Margins : configuration des photographies
Vito Hannibal ACCONCI a imaginé un dispositif photographique [1] qui propose une représentation d’un lieu parcellaire quoiqu’à 360°.
Le dispositif intitulé Margins est assez simple, comme l’indique la notice, l’artiste, debout en un point donné, prend douze photographies de l’espace environnant.
Huit clichés sont réalisés à hauteur d’appareil-photographique dans les huit directions principales : avant, avant-droite, droite, arrière-droite, arrière, arrière-gauche, gauche et avant-gauche. Les quatre images restantes sont conçues en inclinant l’appareil-photographique vers le bas et vers le haut dans les directions avant et arrière : avant-haut, avant-bas, arrière-haut, arrière-bas.
Les photographies sont ensuite présentées selon l’agencement ci-contre [2].

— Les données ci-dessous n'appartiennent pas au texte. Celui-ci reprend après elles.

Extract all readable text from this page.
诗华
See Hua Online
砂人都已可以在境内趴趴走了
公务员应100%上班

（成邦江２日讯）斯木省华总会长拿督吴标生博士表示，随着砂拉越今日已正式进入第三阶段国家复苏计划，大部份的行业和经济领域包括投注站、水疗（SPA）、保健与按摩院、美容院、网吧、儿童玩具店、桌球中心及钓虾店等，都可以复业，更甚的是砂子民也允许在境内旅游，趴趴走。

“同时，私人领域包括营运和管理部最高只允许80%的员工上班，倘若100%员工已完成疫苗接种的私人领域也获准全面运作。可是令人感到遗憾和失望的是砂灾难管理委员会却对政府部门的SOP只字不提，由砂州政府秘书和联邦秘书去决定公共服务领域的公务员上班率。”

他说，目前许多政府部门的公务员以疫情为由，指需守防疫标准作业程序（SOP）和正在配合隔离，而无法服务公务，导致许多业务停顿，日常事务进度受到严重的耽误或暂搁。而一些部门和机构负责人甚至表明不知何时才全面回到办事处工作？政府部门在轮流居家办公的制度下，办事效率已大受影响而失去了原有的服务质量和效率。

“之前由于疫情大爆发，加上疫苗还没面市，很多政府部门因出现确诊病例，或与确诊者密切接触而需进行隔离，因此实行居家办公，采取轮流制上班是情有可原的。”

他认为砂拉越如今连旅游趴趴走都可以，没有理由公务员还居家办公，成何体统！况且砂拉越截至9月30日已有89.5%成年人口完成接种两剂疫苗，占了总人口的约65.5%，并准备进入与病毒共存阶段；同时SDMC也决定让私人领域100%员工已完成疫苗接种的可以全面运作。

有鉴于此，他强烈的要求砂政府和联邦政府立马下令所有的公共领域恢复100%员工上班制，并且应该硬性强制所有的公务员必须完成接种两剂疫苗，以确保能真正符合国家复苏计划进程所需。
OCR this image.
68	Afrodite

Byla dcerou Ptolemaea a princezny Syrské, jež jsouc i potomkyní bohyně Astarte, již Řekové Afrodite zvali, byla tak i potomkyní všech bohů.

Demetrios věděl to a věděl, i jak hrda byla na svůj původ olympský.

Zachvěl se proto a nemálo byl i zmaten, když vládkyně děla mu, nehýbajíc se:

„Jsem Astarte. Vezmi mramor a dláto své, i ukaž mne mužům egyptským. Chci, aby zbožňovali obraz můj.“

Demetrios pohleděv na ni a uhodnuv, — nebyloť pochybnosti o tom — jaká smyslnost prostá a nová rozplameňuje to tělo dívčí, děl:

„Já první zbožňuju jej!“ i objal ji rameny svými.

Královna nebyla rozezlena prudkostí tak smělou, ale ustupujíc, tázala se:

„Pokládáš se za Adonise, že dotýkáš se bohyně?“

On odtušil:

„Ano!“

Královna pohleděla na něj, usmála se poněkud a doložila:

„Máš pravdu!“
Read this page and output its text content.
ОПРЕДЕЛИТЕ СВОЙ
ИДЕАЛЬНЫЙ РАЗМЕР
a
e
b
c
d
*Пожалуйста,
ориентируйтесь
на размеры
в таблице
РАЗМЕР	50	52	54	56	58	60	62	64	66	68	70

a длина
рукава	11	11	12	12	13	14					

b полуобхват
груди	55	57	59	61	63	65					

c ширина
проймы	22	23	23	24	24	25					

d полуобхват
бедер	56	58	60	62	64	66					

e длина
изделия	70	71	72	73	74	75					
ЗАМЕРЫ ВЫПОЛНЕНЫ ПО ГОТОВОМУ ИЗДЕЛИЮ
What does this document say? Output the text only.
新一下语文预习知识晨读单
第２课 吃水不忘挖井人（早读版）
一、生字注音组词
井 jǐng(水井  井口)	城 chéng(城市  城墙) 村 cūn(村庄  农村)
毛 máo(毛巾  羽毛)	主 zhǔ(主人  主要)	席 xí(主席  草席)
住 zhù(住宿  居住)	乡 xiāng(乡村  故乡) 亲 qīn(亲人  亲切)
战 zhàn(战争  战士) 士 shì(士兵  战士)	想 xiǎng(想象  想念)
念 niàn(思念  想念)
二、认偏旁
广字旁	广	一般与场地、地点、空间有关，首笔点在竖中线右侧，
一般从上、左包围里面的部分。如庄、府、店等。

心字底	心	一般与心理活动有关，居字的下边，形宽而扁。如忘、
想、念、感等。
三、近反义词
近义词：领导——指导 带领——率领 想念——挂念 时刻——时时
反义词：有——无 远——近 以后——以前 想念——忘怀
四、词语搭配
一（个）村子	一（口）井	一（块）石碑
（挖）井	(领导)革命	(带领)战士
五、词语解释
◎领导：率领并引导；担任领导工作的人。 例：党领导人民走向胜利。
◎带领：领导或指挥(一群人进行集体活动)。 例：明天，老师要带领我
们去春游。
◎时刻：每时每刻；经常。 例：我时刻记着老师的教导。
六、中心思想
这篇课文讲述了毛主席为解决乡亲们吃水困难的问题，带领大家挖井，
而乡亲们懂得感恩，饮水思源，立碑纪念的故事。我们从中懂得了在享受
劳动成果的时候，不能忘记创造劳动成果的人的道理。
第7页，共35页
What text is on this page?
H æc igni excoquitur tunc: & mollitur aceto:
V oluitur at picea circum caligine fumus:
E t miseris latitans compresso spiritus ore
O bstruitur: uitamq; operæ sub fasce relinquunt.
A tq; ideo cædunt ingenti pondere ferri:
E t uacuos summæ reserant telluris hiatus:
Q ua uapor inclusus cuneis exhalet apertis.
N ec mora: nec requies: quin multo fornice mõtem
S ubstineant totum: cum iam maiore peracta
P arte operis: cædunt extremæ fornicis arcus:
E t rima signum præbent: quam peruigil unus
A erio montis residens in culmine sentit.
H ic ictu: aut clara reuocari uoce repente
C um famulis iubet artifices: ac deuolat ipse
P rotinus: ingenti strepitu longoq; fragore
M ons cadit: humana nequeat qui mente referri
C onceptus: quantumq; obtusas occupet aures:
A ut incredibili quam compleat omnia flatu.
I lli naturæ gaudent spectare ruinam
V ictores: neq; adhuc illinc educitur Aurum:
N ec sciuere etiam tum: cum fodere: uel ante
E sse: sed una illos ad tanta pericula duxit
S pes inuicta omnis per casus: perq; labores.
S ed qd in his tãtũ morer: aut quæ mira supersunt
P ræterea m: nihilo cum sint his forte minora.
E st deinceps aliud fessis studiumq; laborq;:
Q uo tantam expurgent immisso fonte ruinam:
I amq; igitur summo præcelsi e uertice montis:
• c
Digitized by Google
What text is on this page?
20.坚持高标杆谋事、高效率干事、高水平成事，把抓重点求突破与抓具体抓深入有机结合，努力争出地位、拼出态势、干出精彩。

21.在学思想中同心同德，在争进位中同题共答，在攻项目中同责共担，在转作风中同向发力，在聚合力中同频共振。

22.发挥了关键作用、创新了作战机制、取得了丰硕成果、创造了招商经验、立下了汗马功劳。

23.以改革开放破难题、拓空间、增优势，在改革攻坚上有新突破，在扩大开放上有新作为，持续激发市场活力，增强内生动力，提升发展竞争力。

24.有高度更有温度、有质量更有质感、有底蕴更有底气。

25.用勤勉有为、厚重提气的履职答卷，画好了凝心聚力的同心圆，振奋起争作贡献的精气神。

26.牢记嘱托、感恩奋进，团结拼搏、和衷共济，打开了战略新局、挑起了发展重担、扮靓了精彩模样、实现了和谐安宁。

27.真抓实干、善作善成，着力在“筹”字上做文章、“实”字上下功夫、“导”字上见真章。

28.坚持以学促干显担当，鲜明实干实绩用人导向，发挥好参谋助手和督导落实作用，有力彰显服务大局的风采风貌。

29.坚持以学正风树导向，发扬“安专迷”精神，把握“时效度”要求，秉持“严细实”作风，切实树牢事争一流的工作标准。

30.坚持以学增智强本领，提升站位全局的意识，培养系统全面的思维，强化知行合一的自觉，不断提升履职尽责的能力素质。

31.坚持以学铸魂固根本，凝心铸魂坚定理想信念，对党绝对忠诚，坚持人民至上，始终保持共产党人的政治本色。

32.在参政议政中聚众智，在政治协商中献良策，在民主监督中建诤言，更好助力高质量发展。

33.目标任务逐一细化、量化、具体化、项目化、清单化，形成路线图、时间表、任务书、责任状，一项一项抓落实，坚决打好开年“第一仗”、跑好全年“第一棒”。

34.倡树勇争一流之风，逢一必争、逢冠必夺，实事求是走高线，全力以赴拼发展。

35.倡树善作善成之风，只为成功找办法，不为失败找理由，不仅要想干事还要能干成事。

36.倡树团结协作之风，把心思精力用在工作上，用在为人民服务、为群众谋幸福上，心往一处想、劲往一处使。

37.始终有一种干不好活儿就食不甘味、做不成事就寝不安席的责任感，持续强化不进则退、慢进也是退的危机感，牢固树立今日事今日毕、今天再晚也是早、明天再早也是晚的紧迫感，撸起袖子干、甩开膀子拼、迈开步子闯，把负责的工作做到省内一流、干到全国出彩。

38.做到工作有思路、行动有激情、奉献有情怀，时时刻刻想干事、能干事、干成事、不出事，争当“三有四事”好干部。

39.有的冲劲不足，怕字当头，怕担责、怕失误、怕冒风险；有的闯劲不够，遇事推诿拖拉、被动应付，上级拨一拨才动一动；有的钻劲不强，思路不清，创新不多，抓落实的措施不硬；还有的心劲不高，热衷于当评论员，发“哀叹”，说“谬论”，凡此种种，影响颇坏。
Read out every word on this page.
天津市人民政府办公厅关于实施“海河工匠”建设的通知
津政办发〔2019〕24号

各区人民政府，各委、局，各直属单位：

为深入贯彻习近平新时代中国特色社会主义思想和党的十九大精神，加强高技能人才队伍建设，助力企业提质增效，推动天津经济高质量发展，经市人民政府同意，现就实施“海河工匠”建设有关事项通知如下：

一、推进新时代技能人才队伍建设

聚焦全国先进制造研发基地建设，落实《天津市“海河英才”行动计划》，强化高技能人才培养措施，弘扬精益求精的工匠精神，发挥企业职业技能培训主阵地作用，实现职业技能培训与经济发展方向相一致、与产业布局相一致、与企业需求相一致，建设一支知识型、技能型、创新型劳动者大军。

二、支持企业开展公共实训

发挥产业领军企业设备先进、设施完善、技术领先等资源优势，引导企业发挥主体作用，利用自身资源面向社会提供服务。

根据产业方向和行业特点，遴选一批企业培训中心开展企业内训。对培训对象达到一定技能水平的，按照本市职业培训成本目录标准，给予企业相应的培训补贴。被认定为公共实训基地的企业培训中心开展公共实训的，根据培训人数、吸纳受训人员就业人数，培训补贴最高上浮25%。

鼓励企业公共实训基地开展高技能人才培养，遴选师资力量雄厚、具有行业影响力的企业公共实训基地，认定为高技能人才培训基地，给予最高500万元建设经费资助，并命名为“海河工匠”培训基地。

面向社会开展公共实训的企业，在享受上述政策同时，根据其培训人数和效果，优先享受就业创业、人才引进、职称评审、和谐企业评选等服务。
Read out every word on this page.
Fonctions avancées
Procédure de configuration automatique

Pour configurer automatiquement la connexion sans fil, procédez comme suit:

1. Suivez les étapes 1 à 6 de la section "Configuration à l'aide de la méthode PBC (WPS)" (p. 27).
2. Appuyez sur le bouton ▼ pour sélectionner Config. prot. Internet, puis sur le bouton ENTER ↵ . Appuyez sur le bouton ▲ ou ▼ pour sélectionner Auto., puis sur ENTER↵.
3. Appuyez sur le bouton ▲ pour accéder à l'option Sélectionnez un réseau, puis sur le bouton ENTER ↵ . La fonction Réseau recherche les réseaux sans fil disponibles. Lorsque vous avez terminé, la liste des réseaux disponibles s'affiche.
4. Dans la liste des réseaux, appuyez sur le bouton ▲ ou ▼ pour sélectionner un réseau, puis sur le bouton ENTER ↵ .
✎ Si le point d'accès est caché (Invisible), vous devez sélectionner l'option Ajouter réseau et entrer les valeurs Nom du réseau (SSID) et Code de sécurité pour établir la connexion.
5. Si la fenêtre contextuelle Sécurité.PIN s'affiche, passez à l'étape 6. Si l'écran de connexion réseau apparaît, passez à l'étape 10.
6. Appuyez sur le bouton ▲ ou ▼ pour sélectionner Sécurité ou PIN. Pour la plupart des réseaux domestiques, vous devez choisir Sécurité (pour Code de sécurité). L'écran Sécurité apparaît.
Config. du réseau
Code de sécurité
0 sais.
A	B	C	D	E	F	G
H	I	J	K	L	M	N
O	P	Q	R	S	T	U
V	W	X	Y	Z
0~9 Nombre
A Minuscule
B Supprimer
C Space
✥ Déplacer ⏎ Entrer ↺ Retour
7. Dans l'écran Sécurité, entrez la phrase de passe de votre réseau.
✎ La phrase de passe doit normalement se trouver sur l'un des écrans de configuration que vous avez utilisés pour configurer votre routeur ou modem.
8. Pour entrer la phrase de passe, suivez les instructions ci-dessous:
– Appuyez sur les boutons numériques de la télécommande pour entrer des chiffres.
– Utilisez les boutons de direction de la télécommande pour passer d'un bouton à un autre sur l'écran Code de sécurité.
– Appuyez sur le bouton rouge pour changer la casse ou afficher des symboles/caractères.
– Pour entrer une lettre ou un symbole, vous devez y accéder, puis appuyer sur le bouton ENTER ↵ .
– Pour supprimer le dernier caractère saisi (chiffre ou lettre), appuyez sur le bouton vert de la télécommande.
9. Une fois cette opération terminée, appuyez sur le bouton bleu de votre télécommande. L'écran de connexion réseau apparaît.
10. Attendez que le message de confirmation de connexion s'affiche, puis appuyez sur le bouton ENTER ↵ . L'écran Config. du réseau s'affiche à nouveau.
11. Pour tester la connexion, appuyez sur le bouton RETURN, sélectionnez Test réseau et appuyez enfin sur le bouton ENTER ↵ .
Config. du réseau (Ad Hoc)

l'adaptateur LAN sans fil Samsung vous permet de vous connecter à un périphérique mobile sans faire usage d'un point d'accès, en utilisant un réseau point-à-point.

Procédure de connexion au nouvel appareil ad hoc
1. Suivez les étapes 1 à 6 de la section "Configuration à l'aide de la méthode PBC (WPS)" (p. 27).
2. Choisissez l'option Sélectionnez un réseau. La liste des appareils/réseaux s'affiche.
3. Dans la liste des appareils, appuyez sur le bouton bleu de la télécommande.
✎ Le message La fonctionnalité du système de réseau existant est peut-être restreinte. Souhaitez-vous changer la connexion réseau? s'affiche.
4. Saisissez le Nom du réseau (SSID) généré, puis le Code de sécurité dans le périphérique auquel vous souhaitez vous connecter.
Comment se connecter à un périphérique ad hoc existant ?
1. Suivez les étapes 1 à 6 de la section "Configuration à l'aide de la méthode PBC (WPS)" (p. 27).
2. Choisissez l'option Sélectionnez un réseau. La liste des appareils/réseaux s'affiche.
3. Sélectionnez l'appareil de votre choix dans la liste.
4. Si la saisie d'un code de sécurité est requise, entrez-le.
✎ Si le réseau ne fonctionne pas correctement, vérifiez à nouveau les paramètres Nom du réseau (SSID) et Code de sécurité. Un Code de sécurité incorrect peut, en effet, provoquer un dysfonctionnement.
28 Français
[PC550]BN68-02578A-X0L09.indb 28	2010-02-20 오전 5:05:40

L’espace central correspondant au point où se tenait le photographe contient le texte suivant :
Title : margins
Activity : Holding a camera while standing still in one spot : snapping photos all around me.
Place : Central Park, New-York
Time : August 3, 1969.
Ce dispositif est ici repris et prolongé par l’ajout de textes associés à chacune des images produites.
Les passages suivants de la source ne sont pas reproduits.